Despite these issues, many users have been able to successfully use and customize their Cooler Master keyboard using the software. It’s worth noting that the software is regularly updated, and some of these issues may be resolved in future updates.
Other competing keyboards in this class offer similar features. One example is the Ducky One 2 Mini RGB keyboard, which is also a compact keyboard with a minimalist design. The Ducky One 2 Mini RGB keyboard also offers hot-swappable switches, per-key RGB lighting customization, and macro programming. However, the Ducky One 2 Mini RGB keyboard does not come with a knob for volume and has a fixed cable.
Another competing keyboard is the Razer Huntsman Mini keyboard, which is a compact keyboard with optical switches that offer faster response times. The Razer Huntsman Mini keyboard also offers per-key RGB lighting customization and macro programming, but it does not come with hot-swappable switches or a knob for volume.
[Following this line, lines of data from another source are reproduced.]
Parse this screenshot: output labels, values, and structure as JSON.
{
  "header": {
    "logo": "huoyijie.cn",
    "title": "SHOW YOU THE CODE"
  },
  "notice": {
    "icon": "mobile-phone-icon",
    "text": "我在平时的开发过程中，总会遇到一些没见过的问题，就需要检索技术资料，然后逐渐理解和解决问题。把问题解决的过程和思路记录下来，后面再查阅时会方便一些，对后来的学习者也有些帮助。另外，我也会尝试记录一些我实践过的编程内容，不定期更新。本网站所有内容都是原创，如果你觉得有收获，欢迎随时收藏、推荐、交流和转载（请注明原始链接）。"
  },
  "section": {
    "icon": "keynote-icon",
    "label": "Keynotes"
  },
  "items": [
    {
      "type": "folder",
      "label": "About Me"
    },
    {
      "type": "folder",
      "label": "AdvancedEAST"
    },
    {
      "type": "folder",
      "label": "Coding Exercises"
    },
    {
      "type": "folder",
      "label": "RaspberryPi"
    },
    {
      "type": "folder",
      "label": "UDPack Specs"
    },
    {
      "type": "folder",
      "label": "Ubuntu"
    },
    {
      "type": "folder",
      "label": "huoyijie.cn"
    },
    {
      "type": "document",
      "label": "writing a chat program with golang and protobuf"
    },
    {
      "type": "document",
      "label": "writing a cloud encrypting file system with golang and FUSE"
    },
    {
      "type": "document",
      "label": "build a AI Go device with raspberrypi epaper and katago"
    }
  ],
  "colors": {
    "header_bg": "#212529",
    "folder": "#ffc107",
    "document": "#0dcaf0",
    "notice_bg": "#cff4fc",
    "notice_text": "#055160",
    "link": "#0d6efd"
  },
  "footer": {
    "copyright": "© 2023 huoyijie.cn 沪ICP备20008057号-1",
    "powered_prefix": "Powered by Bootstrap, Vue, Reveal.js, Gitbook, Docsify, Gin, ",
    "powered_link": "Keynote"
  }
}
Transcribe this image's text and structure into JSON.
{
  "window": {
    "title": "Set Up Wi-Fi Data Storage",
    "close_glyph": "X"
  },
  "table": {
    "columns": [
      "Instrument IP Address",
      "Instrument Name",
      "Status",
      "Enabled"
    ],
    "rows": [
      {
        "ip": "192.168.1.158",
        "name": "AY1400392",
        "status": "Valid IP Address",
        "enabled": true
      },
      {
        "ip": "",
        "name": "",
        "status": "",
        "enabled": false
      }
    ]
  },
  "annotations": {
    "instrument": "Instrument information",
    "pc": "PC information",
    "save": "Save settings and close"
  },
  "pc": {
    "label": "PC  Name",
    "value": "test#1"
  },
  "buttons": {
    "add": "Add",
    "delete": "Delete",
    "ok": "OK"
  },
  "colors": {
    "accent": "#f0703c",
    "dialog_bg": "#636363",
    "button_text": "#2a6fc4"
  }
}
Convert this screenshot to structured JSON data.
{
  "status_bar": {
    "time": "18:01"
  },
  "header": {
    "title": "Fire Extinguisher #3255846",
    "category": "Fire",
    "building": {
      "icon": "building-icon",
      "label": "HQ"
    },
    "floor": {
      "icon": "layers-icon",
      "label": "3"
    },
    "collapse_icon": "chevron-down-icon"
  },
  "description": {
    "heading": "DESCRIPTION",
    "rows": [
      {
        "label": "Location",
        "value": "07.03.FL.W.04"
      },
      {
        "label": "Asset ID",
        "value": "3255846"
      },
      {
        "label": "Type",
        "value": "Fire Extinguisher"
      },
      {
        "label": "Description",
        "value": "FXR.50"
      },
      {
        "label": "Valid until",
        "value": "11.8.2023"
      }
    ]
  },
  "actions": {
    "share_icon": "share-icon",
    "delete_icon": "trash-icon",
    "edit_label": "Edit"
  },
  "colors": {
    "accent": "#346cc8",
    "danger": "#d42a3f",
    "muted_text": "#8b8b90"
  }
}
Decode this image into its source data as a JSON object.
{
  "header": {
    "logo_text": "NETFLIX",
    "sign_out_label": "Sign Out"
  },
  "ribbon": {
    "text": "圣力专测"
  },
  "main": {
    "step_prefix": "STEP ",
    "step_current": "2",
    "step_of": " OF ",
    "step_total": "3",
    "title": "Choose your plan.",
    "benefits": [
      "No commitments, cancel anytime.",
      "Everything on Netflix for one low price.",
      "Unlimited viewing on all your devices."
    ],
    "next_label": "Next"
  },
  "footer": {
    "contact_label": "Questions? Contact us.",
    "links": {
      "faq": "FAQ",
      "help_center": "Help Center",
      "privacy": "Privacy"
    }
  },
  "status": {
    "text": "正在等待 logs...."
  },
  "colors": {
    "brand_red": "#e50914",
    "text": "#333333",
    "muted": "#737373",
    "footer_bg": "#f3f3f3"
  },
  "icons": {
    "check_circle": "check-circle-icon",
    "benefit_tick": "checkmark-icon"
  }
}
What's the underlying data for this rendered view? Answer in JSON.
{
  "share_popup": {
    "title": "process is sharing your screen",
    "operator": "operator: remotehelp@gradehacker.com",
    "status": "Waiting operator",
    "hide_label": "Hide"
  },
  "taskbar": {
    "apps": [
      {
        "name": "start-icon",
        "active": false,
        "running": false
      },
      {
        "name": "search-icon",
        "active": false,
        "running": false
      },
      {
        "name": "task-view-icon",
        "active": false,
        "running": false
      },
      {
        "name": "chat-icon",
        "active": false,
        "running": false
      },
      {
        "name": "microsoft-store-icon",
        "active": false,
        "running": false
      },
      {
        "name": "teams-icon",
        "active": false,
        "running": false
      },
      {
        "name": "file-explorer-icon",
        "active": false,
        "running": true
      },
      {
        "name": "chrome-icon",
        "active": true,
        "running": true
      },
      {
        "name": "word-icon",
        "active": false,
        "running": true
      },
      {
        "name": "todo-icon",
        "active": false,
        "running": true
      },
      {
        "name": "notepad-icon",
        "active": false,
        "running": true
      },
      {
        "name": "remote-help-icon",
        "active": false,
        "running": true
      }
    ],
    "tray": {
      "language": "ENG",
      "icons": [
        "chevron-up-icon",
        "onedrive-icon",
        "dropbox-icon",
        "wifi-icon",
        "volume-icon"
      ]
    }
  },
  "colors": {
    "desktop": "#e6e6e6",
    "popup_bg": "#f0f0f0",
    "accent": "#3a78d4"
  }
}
Overall, while it’s not perfect, the Cooler Master CK720 keyboard is a great option for enthusiasts and gamers and others who are looking for a tactile and clicky typing experience with the added customization options of hot-swappable switches. The lack of software for the Mac despite key graphics suggesting Mac support, the buggy MasterPlus software take it down a notch, but I would still recommend this keyboard.
The Cooler Master CK720 keyboard is priced at around $135 Canadian dollars, which is about $100 US dollars. This price level puts it in line with competing units with the Ducky One 2 priced around $139, while the Razer Huntsman Mini is at $159. Check your local distributor for wholesale prices.